Review of '42': Classic tale on screen

At one point in "42," the Jackie Robinson Story, Branch Rickey, played by Harrison Ford, thanks a young Robinson for helping him love baseball again.

The latest cinematic account of Robinson's historic 1947 season, in which he breaks baseball's color barrier excluding black players, while also managing to earn Rookie of the Year recognition, likely won't make the casual baseball observer love the game. But it could help the fledgling fan, as well as the grizzled veteran, garner an appreciation for perhaps the most important accomplishment the game has produced in its storied history.

The movie, which serves as an entertaining history lesson, to be sure, is also a polished production that achieves the rarest movie-making feat — to create credible baseball action scenes.

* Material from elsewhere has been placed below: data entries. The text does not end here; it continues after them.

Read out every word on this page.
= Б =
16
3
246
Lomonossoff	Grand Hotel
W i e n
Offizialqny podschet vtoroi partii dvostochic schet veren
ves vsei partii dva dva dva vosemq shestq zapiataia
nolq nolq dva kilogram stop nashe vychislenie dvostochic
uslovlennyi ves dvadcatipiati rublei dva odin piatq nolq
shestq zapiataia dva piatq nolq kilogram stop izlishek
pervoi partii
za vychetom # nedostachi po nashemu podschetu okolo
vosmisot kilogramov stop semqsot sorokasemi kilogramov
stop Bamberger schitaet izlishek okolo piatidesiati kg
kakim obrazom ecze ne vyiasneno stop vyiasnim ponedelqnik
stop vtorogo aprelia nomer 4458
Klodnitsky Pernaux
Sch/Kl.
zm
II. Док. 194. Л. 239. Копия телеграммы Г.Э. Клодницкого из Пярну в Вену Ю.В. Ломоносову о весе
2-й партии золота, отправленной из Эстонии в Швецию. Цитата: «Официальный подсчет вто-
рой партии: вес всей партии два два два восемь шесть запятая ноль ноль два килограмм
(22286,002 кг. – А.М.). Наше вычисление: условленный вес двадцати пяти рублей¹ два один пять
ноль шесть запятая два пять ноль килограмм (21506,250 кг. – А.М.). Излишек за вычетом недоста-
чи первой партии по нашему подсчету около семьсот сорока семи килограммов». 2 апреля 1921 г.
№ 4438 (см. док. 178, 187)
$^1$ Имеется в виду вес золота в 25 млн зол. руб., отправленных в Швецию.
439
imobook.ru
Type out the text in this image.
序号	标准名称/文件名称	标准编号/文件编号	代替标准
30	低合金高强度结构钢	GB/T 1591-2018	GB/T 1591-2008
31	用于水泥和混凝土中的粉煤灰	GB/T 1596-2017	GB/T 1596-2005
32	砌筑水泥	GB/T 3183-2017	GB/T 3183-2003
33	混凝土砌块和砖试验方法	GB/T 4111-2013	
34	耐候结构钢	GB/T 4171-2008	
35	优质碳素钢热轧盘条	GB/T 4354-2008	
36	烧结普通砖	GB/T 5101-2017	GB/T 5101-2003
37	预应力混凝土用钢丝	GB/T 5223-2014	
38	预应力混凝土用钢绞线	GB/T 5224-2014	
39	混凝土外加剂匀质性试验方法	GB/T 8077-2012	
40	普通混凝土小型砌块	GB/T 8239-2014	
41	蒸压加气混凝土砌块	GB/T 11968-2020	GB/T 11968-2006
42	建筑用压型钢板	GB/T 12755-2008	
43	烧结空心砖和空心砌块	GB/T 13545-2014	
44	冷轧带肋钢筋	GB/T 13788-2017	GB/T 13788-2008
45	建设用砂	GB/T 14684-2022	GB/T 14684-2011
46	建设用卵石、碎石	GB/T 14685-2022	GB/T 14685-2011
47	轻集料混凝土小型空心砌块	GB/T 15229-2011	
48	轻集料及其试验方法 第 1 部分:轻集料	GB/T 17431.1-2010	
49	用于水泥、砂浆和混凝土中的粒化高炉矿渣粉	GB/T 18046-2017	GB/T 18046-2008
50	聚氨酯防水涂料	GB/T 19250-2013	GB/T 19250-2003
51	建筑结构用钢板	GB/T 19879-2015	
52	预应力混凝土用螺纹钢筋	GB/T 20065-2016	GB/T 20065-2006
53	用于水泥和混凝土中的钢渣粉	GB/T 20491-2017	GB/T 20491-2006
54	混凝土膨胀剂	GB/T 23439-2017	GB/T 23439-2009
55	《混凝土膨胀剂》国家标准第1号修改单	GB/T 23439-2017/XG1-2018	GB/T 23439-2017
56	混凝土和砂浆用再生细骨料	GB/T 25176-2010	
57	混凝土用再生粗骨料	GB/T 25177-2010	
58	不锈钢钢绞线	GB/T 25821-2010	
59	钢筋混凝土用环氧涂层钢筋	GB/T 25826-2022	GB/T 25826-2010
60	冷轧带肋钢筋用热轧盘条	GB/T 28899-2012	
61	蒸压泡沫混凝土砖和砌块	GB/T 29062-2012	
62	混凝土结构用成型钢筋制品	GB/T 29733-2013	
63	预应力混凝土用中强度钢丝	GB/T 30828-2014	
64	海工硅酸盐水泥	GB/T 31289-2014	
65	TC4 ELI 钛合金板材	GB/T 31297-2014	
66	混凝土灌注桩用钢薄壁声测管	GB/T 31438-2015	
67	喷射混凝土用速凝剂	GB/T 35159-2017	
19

Retold are the watershed events of that season, in which Robinson, played by Chadwick Boseman, battles overt and more subtle racism from opponents, fans, umpires and even teammates. He also battles inner demons he had promised Rickey he would successfully suppress.

It is Ford's performance beneath the bushy eyebrows and billowing cigar smoke of Rickey, the former Brooklyn Dodgers president and general manager, that most enlivens this version, written and directed by Brian Helgeland.

It is through the vision of Rickey, who as an executive with the Pittsburgh Pirates made Roberto Clemente the first Latin-American draft pick, that the baseball universe is pointed toward today's ultimate diversity.

Boseman's performance infuses the explosiveness that simmered beneath Robinson's competitive drive and also projects enough athleticism to make good on Rickey's insistence that Robinson run the bases "like the devil himself."

Robinson, a Hall of Famer whose number 42 was retired by every Major League Baseball franchise in 1997 on the 50th anniversary of his debut, is a seminal figure in the game. Thus, this film, which opened in wide release Friday, should be reintroduced to any generation to which his story is old news.

In addition, the use of computer-generated imagery helps bring some ballparks of the 1950s, including Brooklyn's Ebbets Field, to life as graphically as the players' antiquated wool uniforms.